Now use the below code snippet to configure the Firefox driver.
public WebDriver config() {
System.setProperty("webdriver.gecko.driver", "Path to geco driver");
DesiredCapabilities capabilities = new DesiredCapabilities();
capabilities.setCapability(CapabilityType.BROWSER_NAME, "firefox");
capabilities.setCapability(CapabilityType.PLATFORM_NAME, "WINDOWS");
capabilities.setCapability("acceptSslCerts", true);
capabilities.setCapability("marionette", true);
FirefoxProfile profile = new FirefoxProfile();
//Give the multipass path
profile.addExtension(new File("c:/your project name/src/main/resources/multipass#gilles.crettenand.info.xpi"));
FirefoxOptions firefoxOptions = new FirefoxOptions();
firefoxOptions.setProfile(profile);
firefoxOptions.merge(capabilities);
return new FirefoxDriver(firefoxOptions);
}
Now the main challenge is to get the UUID of the downloaded multipass extension as whenever we run it changes. So we are taking every time when run.

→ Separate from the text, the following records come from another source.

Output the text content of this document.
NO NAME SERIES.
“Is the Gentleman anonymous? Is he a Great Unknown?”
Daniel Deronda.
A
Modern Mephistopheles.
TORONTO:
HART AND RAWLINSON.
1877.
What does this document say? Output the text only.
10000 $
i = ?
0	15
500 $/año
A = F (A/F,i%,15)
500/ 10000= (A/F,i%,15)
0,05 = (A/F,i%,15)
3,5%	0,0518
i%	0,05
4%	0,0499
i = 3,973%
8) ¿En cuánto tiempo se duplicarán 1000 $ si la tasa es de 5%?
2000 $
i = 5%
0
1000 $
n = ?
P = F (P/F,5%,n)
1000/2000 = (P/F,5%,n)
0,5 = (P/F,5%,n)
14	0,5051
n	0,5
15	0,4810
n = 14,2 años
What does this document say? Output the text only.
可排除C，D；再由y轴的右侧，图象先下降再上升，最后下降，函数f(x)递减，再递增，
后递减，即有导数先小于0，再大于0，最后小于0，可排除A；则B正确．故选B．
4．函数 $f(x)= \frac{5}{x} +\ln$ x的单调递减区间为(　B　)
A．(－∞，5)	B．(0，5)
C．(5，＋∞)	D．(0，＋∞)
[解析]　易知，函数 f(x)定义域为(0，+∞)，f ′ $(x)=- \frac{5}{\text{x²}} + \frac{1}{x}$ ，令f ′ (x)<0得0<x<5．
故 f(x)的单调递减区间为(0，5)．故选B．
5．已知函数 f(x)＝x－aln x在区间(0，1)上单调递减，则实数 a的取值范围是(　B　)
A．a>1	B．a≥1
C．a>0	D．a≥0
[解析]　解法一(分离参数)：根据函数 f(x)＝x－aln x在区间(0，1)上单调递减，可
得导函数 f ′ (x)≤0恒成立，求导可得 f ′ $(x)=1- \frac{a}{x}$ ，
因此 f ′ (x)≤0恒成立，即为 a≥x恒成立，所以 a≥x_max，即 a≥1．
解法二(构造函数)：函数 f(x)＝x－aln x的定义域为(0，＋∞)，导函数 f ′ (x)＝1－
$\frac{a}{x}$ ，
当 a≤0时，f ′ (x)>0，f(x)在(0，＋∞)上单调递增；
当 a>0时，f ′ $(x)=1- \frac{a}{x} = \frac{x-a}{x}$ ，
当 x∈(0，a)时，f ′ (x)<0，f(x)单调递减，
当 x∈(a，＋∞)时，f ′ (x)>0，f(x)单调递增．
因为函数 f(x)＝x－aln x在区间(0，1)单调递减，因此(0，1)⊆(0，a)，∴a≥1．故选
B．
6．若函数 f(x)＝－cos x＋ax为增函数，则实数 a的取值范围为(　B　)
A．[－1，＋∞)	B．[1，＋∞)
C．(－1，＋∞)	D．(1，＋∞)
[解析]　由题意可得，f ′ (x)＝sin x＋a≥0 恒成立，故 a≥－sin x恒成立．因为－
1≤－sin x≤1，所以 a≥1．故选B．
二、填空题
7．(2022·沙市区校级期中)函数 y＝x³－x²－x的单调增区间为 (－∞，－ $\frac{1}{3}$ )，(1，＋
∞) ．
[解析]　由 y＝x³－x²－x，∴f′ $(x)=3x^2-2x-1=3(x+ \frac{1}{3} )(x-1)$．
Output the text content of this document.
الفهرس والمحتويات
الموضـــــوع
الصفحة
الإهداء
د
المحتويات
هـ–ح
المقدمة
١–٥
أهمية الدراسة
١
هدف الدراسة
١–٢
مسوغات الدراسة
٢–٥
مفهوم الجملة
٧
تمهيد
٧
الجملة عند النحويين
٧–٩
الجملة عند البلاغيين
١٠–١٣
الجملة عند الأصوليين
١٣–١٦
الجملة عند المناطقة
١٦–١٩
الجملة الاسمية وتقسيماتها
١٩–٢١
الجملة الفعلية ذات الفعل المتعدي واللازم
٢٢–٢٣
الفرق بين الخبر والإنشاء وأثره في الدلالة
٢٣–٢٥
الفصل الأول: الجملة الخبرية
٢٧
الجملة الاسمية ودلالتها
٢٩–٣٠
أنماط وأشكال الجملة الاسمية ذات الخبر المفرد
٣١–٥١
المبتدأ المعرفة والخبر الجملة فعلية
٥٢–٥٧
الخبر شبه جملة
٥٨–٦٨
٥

public void setup() throws InterruptedException {
WebDriver driver = config();
driver.get("about:debugging#/runtime/this-firefox");
Thread.sleep(4000);
String uuid = driver.findElement(By.xpath("//span[#title='MultiPass for HTTP basic authentication']/parent::li/section/dl/div/dt[contains(text(),'UUID')]/parent::div/dd")).getText();
System.out.println("My Url:::" + "moz-extension://" + uuid + "/popin.html");
driver.get("moz-extension://" + uuid + "/popin.html");
//change below URL with your URL and username and password
driver.findElement(By.id("url")).sendKeys("http://mywebsite.com");
driver.findElement(By.id("username")).sendKeys("site user name");
driver.findElement(By.id("password")).sendKeys("site password");
driver.findElement(By.xpath("//button[.='Add']")).click();
//Now change below URL with your url, note:: the domain should math with above multipass url
driver.get("http://mywebsite.com/homeLogin.html");
}
I have tested with the below selenium version selenium-java 4.1.1 and selenium-server 3.141.59.